I am convinced that problem assessment is highly important for developing the correct strategy of psychological support, and therefore this stage should not be neglected. In many cases, people need time to handle their feelings and emotions on their own before a specialist can do his/her job successfully. Thus, the process of debriefing should begin with a careful evaluation of whether actual debriefing is needed. If it is, the scheme of its implementation is classical (“Combating anxiety disorders,” 2017):
- the introduction phase (explaining the purpose);
- the fact phase (revealing information);
- the thought phase (sharing thoughts about the event);
- the reaction phase (sharing emotions);
- the symptom phase (examining effects);
- the teaching phase (educating victims);
- the re-entry phase (addressing problems requiring elaboration).
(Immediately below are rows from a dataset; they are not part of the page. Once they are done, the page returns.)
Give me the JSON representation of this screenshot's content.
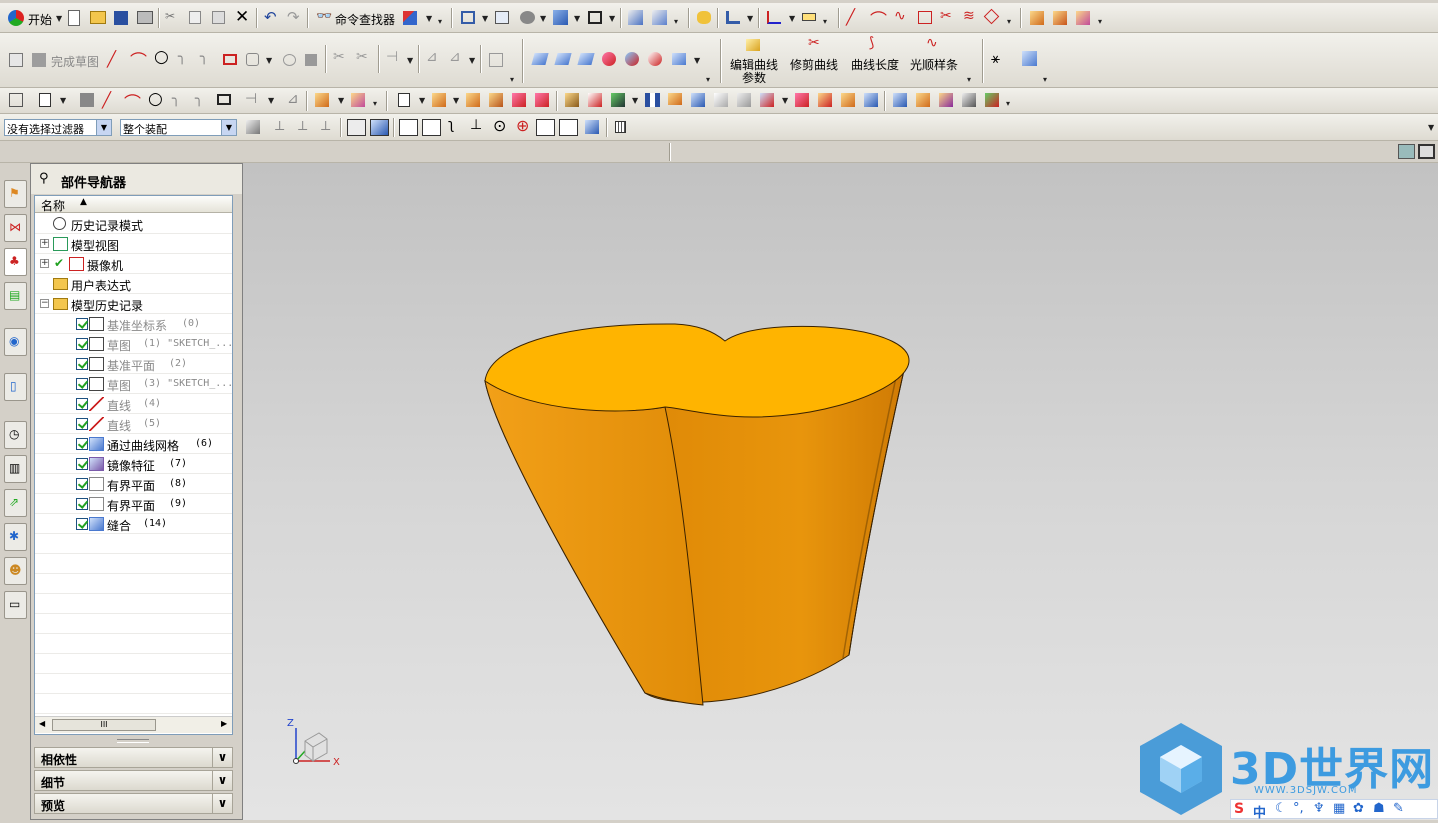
{
  "toolbar1": {
    "start_label": "开始",
    "cmd_finder_label": "命令查找器"
  },
  "toolbar2": {
    "finish_sketch_label": "完成草图",
    "edit_curve_label": "编辑曲线",
    "edit_curve_label2": "参数",
    "trim_curve_label": "修剪曲线",
    "curve_length_label": "曲线长度",
    "smooth_spline_label": "光顺样条"
  },
  "filter_bar": {
    "selection_filter": "没有选择过滤器",
    "scope": "整个装配"
  },
  "navigator": {
    "title": "部件导航器",
    "column_name": "名称",
    "rows": [
      {
        "label": "历史记录模式",
        "ref": ""
      },
      {
        "label": "模型视图",
        "ref": ""
      },
      {
        "label": "摄像机",
        "ref": ""
      },
      {
        "label": "用户表达式",
        "ref": ""
      },
      {
        "label": "模型历史记录",
        "ref": ""
      },
      {
        "label": "基准坐标系",
        "ref": "(0)"
      },
      {
        "label": "草图",
        "ref": "(1) \"SKETCH_..."
      },
      {
        "label": "基准平面",
        "ref": "(2)"
      },
      {
        "label": "草图",
        "ref": "(3) \"SKETCH_..."
      },
      {
        "label": "直线",
        "ref": "(4)"
      },
      {
        "label": "直线",
        "ref": "(5)"
      },
      {
        "label": "通过曲线网格",
        "ref": "(6)"
      },
      {
        "label": "镜像特征",
        "ref": "(7)"
      },
      {
        "label": "有界平面",
        "ref": "(8)"
      },
      {
        "label": "有界平面",
        "ref": "(9)"
      },
      {
        "label": "缝合",
        "ref": "(14)"
      }
    ],
    "scroll_thumb": "III",
    "sections": [
      {
        "label": "相依性"
      },
      {
        "label": "细节"
      },
      {
        "label": "预览"
      }
    ]
  },
  "viewport": {
    "axis_z": "Z",
    "axis_x": "X",
    "solid_color": "#e8960a",
    "top_color": "#ffb400"
  },
  "watermark": {
    "text": "3D世界网",
    "url": "WWW.3DSJW.COM",
    "ime": "中"
  }
}
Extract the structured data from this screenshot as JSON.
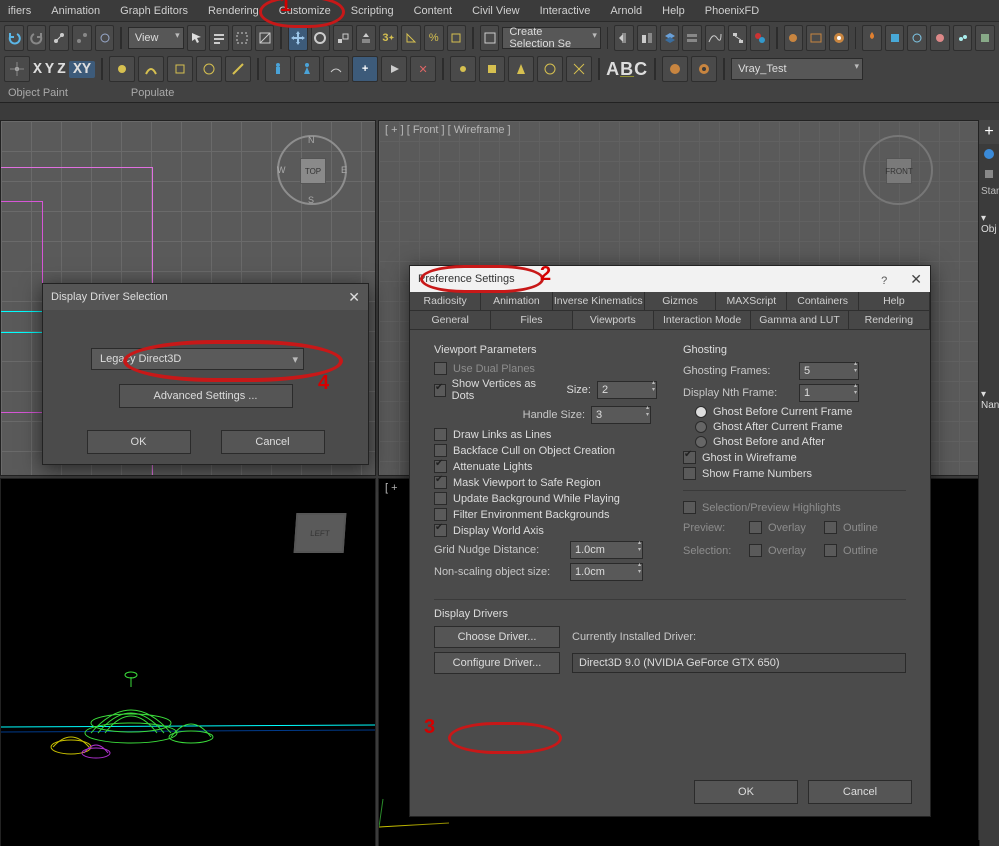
{
  "menu": {
    "items": [
      "ifiers",
      "Animation",
      "Graph Editors",
      "Rendering",
      "Customize",
      "Scripting",
      "Content",
      "Civil View",
      "Interactive",
      "Arnold",
      "Help",
      "PhoenixFD"
    ]
  },
  "annot": {
    "n1": "1",
    "n2": "2",
    "n3": "3",
    "n4": "4"
  },
  "toolbar": {
    "view_dd": "View",
    "selset": "Create Selection Se",
    "vray": "Vray_Test",
    "tags_obj": "Object Paint",
    "tags_pop": "Populate",
    "xyz": {
      "x": "X",
      "y": "Y",
      "z": "Z",
      "xy": "XY"
    }
  },
  "viewport": {
    "front_label": "[ + ] [ Front ] [ Wireframe ]",
    "persp_label": "[ +",
    "cube_top": "TOP",
    "cube_left": "LEFT",
    "cube_front": "FRONT",
    "gizmo_n": "N",
    "gizmo_s": "S",
    "gizmo_e": "E",
    "gizmo_w": "W"
  },
  "cmd": {
    "standard": "Standa",
    "obj": "Obj",
    "nan": "Nan"
  },
  "driver_dlg": {
    "title": "Display Driver Selection",
    "dd_value": "Legacy Direct3D",
    "adv": "Advanced Settings ...",
    "ok": "OK",
    "cancel": "Cancel"
  },
  "prefs_dlg": {
    "title": "Preference Settings",
    "help_q": "?",
    "tabs_row1": [
      "Radiosity",
      "Animation",
      "Inverse Kinematics",
      "Gizmos",
      "MAXScript",
      "Containers",
      "Help"
    ],
    "tabs_row2": [
      "General",
      "Files",
      "Viewports",
      "Interaction Mode",
      "Gamma and LUT",
      "Rendering"
    ],
    "sel_tab": "Viewports",
    "vp_params": "Viewport Parameters",
    "useDual": "Use Dual Planes",
    "showVerts": "Show Vertices as Dots",
    "size_lbl": "Size:",
    "size_val": "2",
    "handle_lbl": "Handle Size:",
    "handle_val": "3",
    "drawLinks": "Draw Links as Lines",
    "backface": "Backface Cull on Object Creation",
    "atten": "Attenuate Lights",
    "mask": "Mask Viewport to Safe Region",
    "updateBg": "Update Background While Playing",
    "filterEnv": "Filter Environment Backgrounds",
    "dispAxis": "Display World Axis",
    "grid_lbl": "Grid Nudge Distance:",
    "grid_val": "1.0cm",
    "nonscale_lbl": "Non-scaling object size:",
    "nonscale_val": "1.0cm",
    "ghosting": "Ghosting",
    "ghostFrames_lbl": "Ghosting Frames:",
    "ghostFrames_val": "5",
    "dispNth_lbl": "Display Nth Frame:",
    "dispNth_val": "1",
    "ghostBefore": "Ghost Before Current Frame",
    "ghostAfter": "Ghost After Current Frame",
    "ghostBoth": "Ghost Before and After",
    "ghostWire": "Ghost in Wireframe",
    "showFrameNum": "Show Frame Numbers",
    "selHigh": "Selection/Preview Highlights",
    "preview_lbl": "Preview:",
    "selection_lbl": "Selection:",
    "overlay": "Overlay",
    "outline": "Outline",
    "drivers_hdr": "Display Drivers",
    "choose": "Choose Driver...",
    "configure": "Configure Driver...",
    "cur_lbl": "Currently Installed Driver:",
    "cur_val": "Direct3D 9.0 (NVIDIA GeForce GTX 650)",
    "ok": "OK",
    "cancel": "Cancel"
  }
}
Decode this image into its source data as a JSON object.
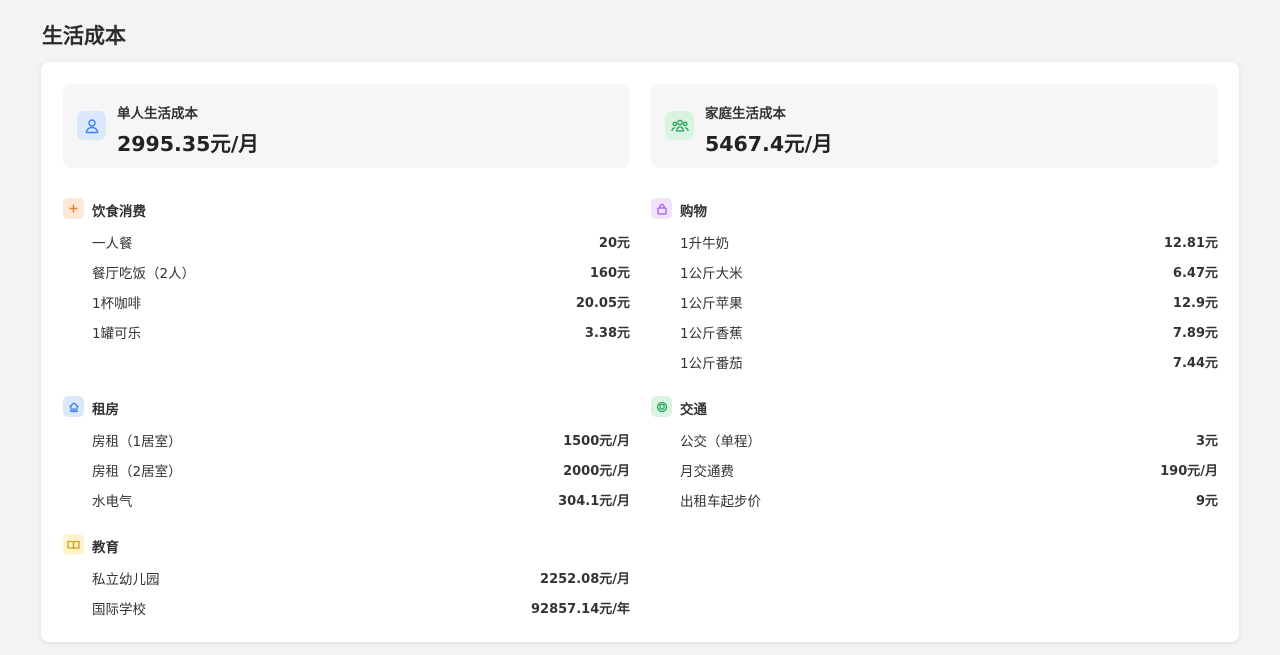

Impact of Different Opinions on Counselor/Responder Training
I believe that the appearance of expert opinions that contradict the general beliefs about the effectiveness of psychological debriefing might greatly affect the counselor/responder training session. When debriefing was believed to bring about only positive consequences, specialists thought that their primary obligation was to render psychological first aid regardless of the circumstances involved. This urge to help is natural.
However, since the World Health Organization denounced the practice as harmful, counselor/responder training has become more sensitive and human-oriented, whereas previously, it was more like a set of oral instructions. The practice is still hard to resist, but the positive tendency is evident: Most of the trainings now are conducted without a fantasy that a psychological disorder can be prevented in a single session. Patients who have a propensity to develop chronic psychopathology are given more attention and are sent to further examinations. Specialists started to pay more attention to all the factors involved in the tragedy in order to avoid criticism on behalf of those who disapprove of the approach.
Thus, despite creating a heated debate, negative opinions might actually produce long-lasting positive results making the approach more flexible and conscious. Perhaps, if comprehensive changes are achieved, psychological debriefing has a chance to remain among the major options of addressing post-traumatic stress symptoms.
References
Combating anxiety disorders with psychological debriefing. (2017). Web.
Perry, S. (2013). One-time ‘psychological debriefing’ after trauma is harmful, studies suggest. MinnPost. Web.
Rose, S. C., Bisson, J., Churchill, R., & Wessely, S. (2002). Psychological debriefing for preventing post traumatic stress disorder (PTSD). The Cochrane Library, 2(1), 1-34.